Location
- 1 Mei Tin Road, Tai Wai, Sha Tin District, Hong Kong

Information
- Type: Aided
- Motto: "Fides, Spes and Caritas" is in Latin which means "Faith, Hope and Love" in English. ("And now these three remain: faith, hope and love. But the greatest of these is love." (1 Corinthians 13:13))
- Established: 1985; 41 years ago
- School district: Sha Tin District
- Principal: Ms. Leung Kit Yin
- Gender: Co-education
- Enrollment: 1,088 (2013-2014)
- Language: English
- Campus size: 6,600 m^{2} (71,000 sq ft) (approx.)
- Affiliation: Tsung Tsin Mission of Hong Kong
- Website: sttss.edu.hk

= Shatin Tsung Tsin Secondary School =

Secondary school in Hong Kong

Shatin Tsung Tsin Secondary School (沙田崇真中學) is a grammar school in Tai Wai, Sha Tin District, Hong Kong.
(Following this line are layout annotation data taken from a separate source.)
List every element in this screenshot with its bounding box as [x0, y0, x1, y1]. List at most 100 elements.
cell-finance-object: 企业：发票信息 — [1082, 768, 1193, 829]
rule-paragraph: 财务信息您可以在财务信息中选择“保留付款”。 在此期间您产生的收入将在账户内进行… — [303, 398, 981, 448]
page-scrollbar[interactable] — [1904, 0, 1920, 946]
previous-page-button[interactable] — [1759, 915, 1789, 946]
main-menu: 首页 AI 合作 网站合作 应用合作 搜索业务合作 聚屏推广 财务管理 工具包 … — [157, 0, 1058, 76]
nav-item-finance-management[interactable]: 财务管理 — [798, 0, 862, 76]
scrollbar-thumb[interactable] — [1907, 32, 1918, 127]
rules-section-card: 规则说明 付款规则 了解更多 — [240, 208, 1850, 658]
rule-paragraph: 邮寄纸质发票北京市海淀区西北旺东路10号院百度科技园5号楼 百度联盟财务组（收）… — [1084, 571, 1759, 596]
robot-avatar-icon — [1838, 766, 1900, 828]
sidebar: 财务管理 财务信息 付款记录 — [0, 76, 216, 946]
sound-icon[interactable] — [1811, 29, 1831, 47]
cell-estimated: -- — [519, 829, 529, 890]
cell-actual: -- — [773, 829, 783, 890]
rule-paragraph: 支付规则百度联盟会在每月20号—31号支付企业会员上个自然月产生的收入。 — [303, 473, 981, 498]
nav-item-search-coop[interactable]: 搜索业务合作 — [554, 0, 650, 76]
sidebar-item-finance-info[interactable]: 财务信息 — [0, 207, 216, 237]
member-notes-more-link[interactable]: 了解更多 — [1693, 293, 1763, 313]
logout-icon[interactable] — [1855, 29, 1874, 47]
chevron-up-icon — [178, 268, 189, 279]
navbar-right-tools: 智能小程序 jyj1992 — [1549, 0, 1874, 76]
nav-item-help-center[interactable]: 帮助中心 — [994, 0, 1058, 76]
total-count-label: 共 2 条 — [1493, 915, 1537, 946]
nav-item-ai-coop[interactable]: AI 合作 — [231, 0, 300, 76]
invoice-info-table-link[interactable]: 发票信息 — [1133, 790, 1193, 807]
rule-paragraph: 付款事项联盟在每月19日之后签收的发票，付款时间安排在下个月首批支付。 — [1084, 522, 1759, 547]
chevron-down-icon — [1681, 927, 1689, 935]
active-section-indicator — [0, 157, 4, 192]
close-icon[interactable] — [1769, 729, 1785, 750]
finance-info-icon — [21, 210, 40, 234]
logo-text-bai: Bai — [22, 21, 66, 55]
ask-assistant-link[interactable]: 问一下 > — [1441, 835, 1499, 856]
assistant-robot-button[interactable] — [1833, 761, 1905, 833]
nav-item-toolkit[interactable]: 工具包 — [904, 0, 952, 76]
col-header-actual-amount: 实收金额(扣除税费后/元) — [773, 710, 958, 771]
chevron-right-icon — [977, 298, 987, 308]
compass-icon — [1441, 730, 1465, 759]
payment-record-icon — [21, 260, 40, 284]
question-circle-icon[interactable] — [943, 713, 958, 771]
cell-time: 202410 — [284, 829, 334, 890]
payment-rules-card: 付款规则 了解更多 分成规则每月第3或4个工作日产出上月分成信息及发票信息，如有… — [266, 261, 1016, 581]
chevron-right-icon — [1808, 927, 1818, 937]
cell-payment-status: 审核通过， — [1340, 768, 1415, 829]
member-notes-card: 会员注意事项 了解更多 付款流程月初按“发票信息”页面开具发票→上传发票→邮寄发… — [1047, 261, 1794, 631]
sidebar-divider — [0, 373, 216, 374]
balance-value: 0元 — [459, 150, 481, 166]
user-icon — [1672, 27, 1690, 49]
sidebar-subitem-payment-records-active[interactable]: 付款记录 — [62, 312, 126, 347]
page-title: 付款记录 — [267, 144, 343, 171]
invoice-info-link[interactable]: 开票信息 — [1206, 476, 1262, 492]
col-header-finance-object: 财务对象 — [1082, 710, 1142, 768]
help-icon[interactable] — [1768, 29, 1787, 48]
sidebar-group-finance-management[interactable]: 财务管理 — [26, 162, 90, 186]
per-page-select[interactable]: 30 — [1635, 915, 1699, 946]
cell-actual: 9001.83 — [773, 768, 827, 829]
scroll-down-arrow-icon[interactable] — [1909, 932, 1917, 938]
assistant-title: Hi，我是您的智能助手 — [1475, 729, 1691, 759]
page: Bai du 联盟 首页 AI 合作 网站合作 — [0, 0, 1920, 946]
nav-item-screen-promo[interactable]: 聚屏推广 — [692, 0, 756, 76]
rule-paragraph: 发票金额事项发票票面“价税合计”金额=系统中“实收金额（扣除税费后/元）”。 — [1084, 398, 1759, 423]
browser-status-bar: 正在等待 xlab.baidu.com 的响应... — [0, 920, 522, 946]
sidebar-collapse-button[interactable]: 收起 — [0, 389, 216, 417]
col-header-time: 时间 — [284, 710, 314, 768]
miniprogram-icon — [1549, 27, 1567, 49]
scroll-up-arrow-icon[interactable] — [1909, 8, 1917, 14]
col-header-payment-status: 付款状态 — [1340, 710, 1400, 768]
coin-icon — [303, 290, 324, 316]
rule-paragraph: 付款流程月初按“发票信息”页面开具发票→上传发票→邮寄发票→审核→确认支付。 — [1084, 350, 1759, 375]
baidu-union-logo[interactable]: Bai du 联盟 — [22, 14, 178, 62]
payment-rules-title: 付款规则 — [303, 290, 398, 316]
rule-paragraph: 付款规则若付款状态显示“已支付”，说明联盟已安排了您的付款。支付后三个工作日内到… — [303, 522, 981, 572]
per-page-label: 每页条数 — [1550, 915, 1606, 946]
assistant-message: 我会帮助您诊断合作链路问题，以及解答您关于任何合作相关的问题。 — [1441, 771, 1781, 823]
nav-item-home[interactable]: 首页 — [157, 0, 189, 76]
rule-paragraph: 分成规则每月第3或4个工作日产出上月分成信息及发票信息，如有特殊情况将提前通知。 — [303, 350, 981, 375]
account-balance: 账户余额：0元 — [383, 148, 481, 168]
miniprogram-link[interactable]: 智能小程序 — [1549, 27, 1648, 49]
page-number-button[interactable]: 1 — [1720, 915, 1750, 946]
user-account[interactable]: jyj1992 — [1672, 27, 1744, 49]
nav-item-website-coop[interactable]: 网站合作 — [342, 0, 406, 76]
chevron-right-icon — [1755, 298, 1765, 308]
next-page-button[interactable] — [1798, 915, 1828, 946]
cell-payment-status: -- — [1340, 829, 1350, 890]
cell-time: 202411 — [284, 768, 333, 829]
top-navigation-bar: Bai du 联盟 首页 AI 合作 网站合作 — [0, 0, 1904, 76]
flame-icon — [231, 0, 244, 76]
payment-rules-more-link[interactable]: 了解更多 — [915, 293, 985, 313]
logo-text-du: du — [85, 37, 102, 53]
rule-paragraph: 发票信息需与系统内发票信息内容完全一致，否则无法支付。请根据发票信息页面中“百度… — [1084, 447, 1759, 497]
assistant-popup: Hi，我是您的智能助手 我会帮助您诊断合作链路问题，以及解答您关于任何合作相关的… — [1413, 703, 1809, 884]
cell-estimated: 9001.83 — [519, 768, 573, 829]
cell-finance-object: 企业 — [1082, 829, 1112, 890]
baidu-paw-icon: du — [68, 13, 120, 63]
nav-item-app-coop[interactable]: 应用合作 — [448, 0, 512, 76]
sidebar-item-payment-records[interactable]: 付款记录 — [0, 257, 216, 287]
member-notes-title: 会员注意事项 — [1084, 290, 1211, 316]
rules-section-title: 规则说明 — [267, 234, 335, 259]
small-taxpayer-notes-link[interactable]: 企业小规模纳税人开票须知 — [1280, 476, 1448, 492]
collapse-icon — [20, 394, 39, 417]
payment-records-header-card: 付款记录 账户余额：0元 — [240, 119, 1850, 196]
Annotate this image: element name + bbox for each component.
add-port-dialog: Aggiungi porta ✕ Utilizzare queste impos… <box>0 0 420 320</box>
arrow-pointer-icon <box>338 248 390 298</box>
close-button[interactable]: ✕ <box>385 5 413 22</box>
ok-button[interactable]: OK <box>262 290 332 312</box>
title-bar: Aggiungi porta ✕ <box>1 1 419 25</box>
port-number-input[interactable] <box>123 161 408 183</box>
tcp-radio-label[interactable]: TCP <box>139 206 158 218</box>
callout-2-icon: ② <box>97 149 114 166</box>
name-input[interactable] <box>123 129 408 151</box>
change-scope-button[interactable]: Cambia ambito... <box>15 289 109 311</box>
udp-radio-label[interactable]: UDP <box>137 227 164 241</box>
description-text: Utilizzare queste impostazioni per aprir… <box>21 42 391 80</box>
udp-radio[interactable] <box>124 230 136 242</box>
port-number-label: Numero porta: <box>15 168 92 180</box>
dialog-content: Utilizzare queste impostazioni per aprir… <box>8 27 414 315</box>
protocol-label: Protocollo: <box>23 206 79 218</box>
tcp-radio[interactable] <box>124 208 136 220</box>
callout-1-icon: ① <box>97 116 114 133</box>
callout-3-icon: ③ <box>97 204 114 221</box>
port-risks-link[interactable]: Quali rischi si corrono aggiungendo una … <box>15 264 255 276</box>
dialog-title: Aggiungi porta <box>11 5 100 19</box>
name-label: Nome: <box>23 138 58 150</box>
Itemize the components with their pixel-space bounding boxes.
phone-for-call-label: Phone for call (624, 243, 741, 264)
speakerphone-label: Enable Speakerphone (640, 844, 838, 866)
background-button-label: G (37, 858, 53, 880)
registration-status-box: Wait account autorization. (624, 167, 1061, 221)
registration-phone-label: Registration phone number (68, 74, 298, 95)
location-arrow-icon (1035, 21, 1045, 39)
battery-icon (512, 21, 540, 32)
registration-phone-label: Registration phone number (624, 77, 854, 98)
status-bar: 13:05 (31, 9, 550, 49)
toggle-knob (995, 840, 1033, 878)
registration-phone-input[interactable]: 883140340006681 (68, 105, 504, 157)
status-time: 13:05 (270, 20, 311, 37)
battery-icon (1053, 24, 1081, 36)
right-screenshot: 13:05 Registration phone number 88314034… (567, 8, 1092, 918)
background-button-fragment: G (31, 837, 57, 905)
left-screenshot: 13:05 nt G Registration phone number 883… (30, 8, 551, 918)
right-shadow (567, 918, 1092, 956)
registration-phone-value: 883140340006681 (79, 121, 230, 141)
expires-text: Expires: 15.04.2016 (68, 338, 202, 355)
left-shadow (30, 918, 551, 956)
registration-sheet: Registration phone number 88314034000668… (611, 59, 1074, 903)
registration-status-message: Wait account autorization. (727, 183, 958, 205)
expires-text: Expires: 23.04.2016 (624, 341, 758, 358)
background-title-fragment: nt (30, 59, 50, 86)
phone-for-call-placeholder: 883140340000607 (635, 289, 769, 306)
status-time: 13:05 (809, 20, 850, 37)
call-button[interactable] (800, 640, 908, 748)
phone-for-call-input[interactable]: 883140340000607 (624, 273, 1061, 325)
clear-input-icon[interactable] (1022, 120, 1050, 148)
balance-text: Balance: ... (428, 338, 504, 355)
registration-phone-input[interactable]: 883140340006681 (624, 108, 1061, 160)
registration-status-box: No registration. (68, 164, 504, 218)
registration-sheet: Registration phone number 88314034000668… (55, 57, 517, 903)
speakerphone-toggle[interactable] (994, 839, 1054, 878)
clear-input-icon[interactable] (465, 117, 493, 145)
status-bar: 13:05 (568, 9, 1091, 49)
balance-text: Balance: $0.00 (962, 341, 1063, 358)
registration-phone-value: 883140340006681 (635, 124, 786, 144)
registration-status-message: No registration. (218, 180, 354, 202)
Founded in 1985 by the Basel Mission (Sham Shui Po).

== Curriculum ==

=== Subjects for Junior Secondary (S1-S3) ===

S1: Chinese, English, English Literature, Mathematics, Integrated Science, Chinese History, World History, Geography, Liberal Studies, Technology, Putonghua, Arts-in-Life (visual arts, domestic science, music), Physical Education, Life Education and Christian Education.

S2: Chinese, English, English Literature, Mathematics, Physics, Chemistry, Biology, Chinese History, World History, Geography, Liberal Studies, Technology, Putonghua, Arts-in-Life(visual arts,
domestic science, music), Physical Education, Life Education and Christian Education.

S3: Chinese, English, English Literature, Mathematics, Physics, Chemistry, Biology, Chinese History, World History, Geography, Liberal Studies, Economics, Business, Accounting and Financial Studies(BAFS), Technology, Putonghua, Arts-in-Life(visual arts, music), Physical Education, Life Education and Christian Education.

=== Subjects for New Senior Secondary (S4-S6) ===

Core subjects: Chinese, English, Mathematics, Liberal Studies

Elective subjects: Physics, Chemistry, Biology, Information and Communication Technology, World History, Chinese History, Chinese Literature, Economics, Business, Accounting and Financial Studies(BAFS), Physical Education, Geography and Visual Arts
(For S5-S6, the school offers Mathematics Extended Module 1 and 2 for capable students.)